Failure as a Human Being

I have a pet theory which states that most people are literally sleepwalking, they are caught in the hamster wheel of material success and social kudos and have completely forgotten the purpose of their current incarnation. They may have all the accoutrements of success but when the time comes to show their humanity they fail, they fail as a human being. That failure, the lack of courage, the lack of honesty at time of crisis can weigh heavy. It is at the core of “The Seed and the Sower” by Laurens van der Post. Jack Celliers could have saved his little hunchbacked brother from public mockery but he tried to save face and look good. He was offered the chance for his brother to be spared of the ritual, the rite of passage. He had his cubic centimetre of chance but did not take it. He chose poorly. Subsequently Jack became reckless with his life and a part of his story, his betrayal, is immortalised in the film “Merry Christmas Mr Lawrence”.

“All of us, whether or not we are warriors, have a cubic centimeter of chance that pops out in front of our eyes from time to time. The difference between an average man and a warrior is that the warrior is aware of this, and one of his tasks is to be alert, deliberately waiting, so that when his cubic centimeter pops out, he has the necessary speed, the prowess, to pick it up.”

Carlos Castaneda

A watered down version of this public humiliation happened to me in boarding school. In my common entrance English exam aged 12 I wrote a poetic piece about being set loose in a coracle from Cape Town Harbour under a moonless sky and by the light of the Southern Cross. It was in a way prophetic. My housemaster, “Bulldog”, chose to read it out in school assembly, without asking me. He eulogised about the poetry in my soul. I got five white bonus points for my house, Lincoln. I never wrote anything like that again until I was in my late thirties. I did not let go again. As a direct result of that moment, I chose chemistry, physics and maths, instead of English, Latin and French for my “A” level subjects. I pivoted away.

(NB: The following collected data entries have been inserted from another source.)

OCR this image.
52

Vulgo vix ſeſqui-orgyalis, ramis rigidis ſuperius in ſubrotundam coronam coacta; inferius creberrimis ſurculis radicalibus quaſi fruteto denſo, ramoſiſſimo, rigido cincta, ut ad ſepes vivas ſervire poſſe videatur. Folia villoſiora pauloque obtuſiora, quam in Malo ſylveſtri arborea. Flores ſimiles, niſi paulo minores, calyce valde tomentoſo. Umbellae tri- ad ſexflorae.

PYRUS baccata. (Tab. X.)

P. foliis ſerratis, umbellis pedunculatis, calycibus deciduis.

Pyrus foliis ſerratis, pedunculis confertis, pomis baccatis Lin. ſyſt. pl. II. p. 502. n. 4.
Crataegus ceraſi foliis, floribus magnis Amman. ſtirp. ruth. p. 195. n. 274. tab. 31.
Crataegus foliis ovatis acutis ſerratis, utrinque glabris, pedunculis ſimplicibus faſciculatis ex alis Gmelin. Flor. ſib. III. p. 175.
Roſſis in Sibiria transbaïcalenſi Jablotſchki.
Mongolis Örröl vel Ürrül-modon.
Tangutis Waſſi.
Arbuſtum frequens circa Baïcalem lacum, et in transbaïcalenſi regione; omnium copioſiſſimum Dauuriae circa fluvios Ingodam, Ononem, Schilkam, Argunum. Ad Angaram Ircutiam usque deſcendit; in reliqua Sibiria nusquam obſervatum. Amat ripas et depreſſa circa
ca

Many people are convinced, adamant even that know where people are coming from, what they are all about and how they think. Not asking they never truly know. People in my experience prefer to tell me what they think I am thinking. Being introverted I am very unlikely to offer any narrative or opinion, unless it is on a subject about which I am interested. I could have written passionate here but I didn’t because I am past the stage of passions.

I have made a statement. People may take it at face value, they are very unlikely to ask me what I mean by that. So, they will be extrapolating from their own knowledge and, if interested, simply guessing.

I can think of several occasions when I have been interacting with people where they have absolutely no idea about what I know. Where I could have given them many gifts of power. They were too interested in the sound of their own voice and keen to have a mutual bullshit session. They missed an opportunity which might have become profound. They did not ask they told. I let them carry on talking.

It seems to me obvious that a part of incarnating as a human being is to practise and learn humanity. By all the numerical and material metrics you may be a rip-roaring success. Yet if you fail to embody and express humanity you have failed as a human being. You may gob off about immigrants, sue people for throwing milkshakes at you. You may turn a social media platform into a den of iniquity.

The tendency to soap box in an adamant manner is not really practising an inclusive humanity. You may get millions of followers and become an influencer, have social kudos. But exactly what example are you setting?

Are you really developing your humanity?

Are you somehow missing the point of your current incarnation?

How are you doing being a human being?